Homme sérieux. Qui ne refuse rien aux femmes qui ne refusent rien aux hommes—riches.
Souper sérieux. Où rien ne manque de ce qui doit en faire l'attrait: vins exquis, chère non-pareille, femmes charmantes, hommes d'esprit, etc.
Le peuple emploie aussi cet adjectif dans l'acception de Copieux: un beefsteak sérieux, un dessert sérieux, etc.
- SERIN, s. m. Gendarme de la banlieue,—dans l'argot des voyous.
S'est dit aussi, à une certaine époque du règne de Louis-Philippe, des compagnies de voltigeurs de la garde nationale qui avaient des parements jaunes, des passe-poils jaunes, des torsades jaunes, tout jaune, au point qu'en les passant un jour en revue dans la cour des Tuileries, et les voyant se débander, le maréchal Lobau s'écria: «Fermez donc les grilles, mes serins vont s'envoler!»
- SERIN, s. et adj. Imbécile, ou seulement Homme naïf,—dans l'argot des faubouriens.
- SERINER, v. a. Répéter à satiété une chose à quelqu'un, afin de la lui loger dans la mémoire.
- SERINETTE, s. f. Homme qui fait chanter d'autres hommes,—dans l'argot des voleurs.
- SERINGUE, s. f. Voix fausse, aigre, criarde,—dans l'argot du peuple.
Chanter comme une seringue. Chanter très mal.
- SERPENT, s. m. Ceinture de cuir,—dans l'argot des troupiers, qui y serrent leur argent.
On dit aussi Anguille.
On dit aussi Serpillière à ratichon.
- SERRANTE, s. f. Serrure,—dans l'argot des voleurs.
- SERRÉ, adj. Pauvre; sans argent, momentanément ou par habitude,—dans l'argot des bourgeois.
Signifie aussi Avare.
- SERRER, v. a. Mettre en prison,—dans l'argot des faubouriens.
- SERRER LA VIS. Achever une affaire, presser un travail. Étrangler quelqu'un. Argot du peuple.
- SERRER LE NœUD. Se marier,—dans l'argot des bourgeois et des vaudevillistes.
- SERRER LES POUCES A QUELQU'UN, v. a. Le presser vivement de questions pour lui faire avouer la vérité. Argot du peuple.
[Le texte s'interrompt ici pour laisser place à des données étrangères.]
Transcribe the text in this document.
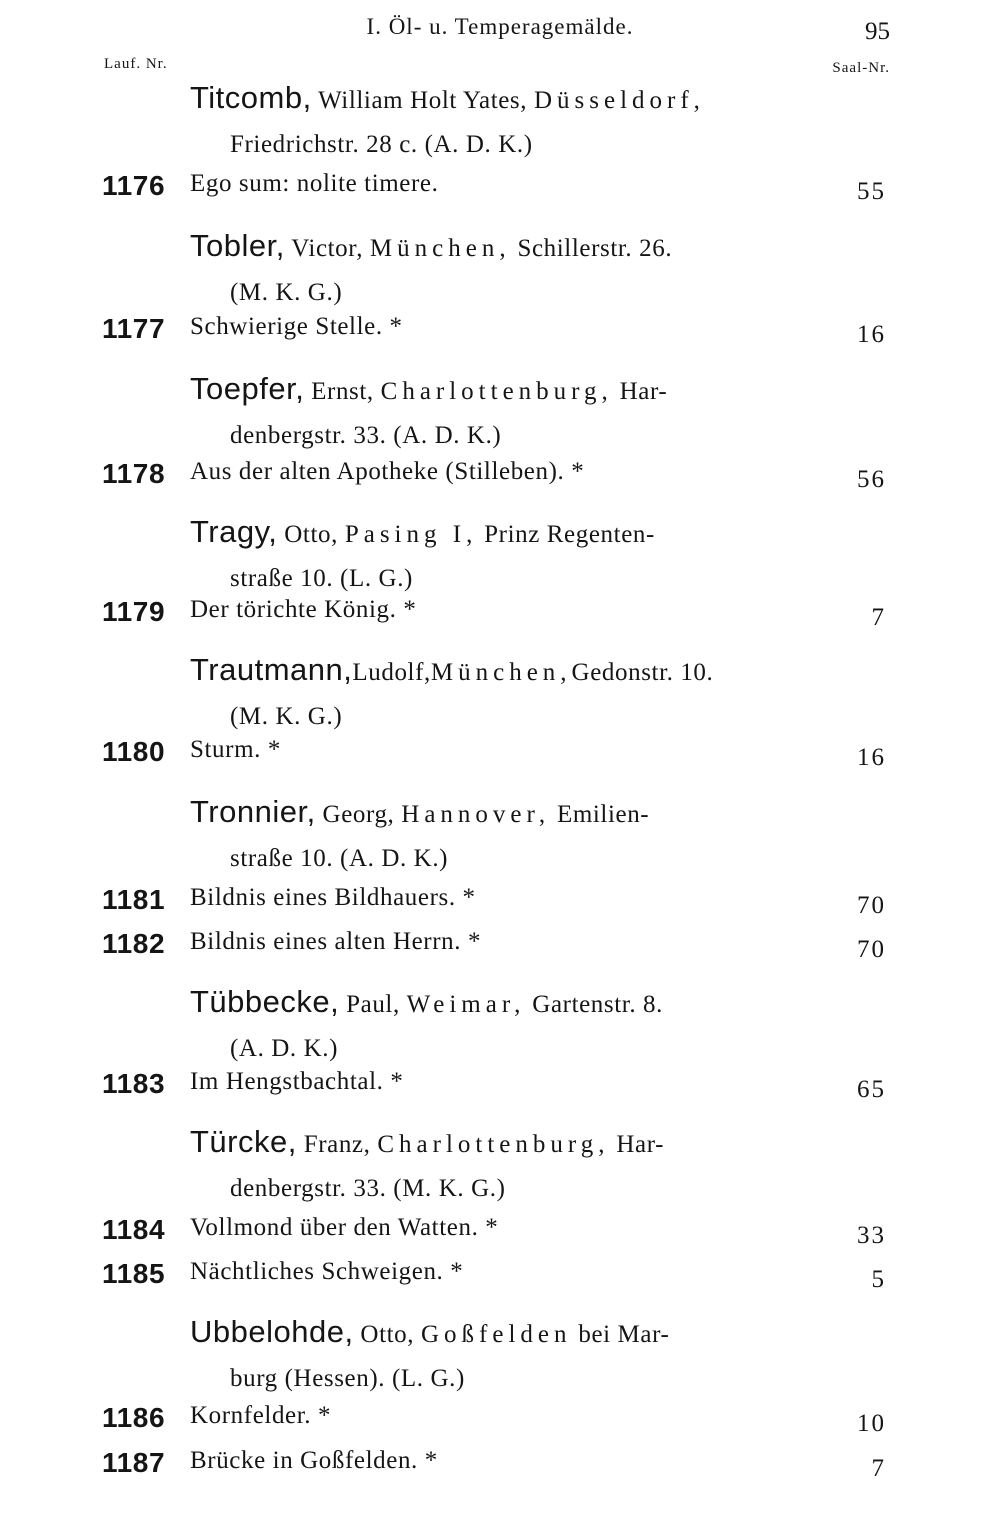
I. Öl- u. Temperagemälde.	95
Lauf. Nr.	Saal-Nr.
Titcomb, William Holt Yates, Düsseldorf,
Friedrichstr. 28 c. (A. D. K.)
1176 Ego sum: nolite timere.	55
Tobler, Victor, München, Schillerstr. 26.
(M. K. G.)
1177 Schwierige Stelle. *	16
Toepfer, Ernst, Charlottenburg, Har-
denbergstr. 33. (A. D. K.)
1178 Aus der alten Apotheke (Stilleben). *	56
Tragy, Otto, Pasing I, Prinz Regenten-
straße 10. (L. G.)
1179 Der törichte König. *	7
Trautmann,Ludolf,München,Gedonstr. 10.
(M. K. G.)
1180 Sturm. *	16
Tronnier, Georg, Hannover, Emilien-
straße 10. (A. D. K.)
1181 Bildnis eines Bildhauers. *	70
1182 Bildnis eines alten Herrn. *	70
Tübbecke, Paul, Weimar, Gartenstr. 8.
(A. D. K.)
1183 Im Hengstbachtal. *	65
Türcke, Franz, Charlottenburg, Har-
denbergstr. 33. (M. K. G.)
1184 Vollmond über den Watten. *	33
1185 Nächtliches Schweigen. *	5
Ubbelohde, Otto, Goßfelden bei Mar-
burg (Hessen). (L. G.)
1186 Kornfelder. *	10
1187 Brücke in Goßfelden. *	7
- SERT, s. m. Signe fait par un compère,—dans l'argot des saltimbanques.
- SERVIETTE, s. f. Portefeuille,—dans l'argot des avocats.
- SERVIETTE, s. f. Aniterge en papier,—dans l'argot des bourgeois.
- SERVIR, v. a. et n. Trahir, dénoncer,—dans l'argot des voleurs.
Servir de belle. Dénoncer à faux.
- SERVIR, v. a. Arrêter, prendre,—dans l'argot des faubouriens.
Vidocq, lorsqu'il était chef de la police de sûreté, avait l'habitude de dire tranquillement au malfaiteur pris dans une souricière, ou ailleurs: «Monsieur, vous êtes servi!...»»
- SÉSIÈRE, pr. pers. Soi, lui, elle,—dans l'argot des voleurs.
On dit aussi Sésigue et Sésingard.
- SEU, s. m. Second,—dans l'argot des enfants, qui pratiquent l'apocope comme des hommes.
- SÉVÈRE, s. f. Chose étonnante; événement inattendu,—dans l'argot des faubouriens.
- SEXE, s. m. Les femmes en général,—dans l'argot du peuple, qui, sans tomber à leurs pieds, comme le recommande M. Legouvé, sait qu'il leur doit une mère, la seule créature digne de ses respects.
Ami du sexe. Homme de complexion amoureuse.
- SHOCKING! Exclamation qui, de la langue des pudiques Anglaises, a passé dans l'argot ironique des gouailleurs parisiens. Ce qui est choquant de l'autre côté du détroit cesse de l'être de ce côté-ci.
- SHOCKINER (Se), v. réfl. Se scandaliser.
- SIBIJOITE, s. f. Cigarette,—dans l'argot des marbriers de cimetière, parfois trop fantaisistes.
Orpheline. Cigarette presque fumée.
- SIFFLE, s. f. Voix,—dans l'argot des voleurs.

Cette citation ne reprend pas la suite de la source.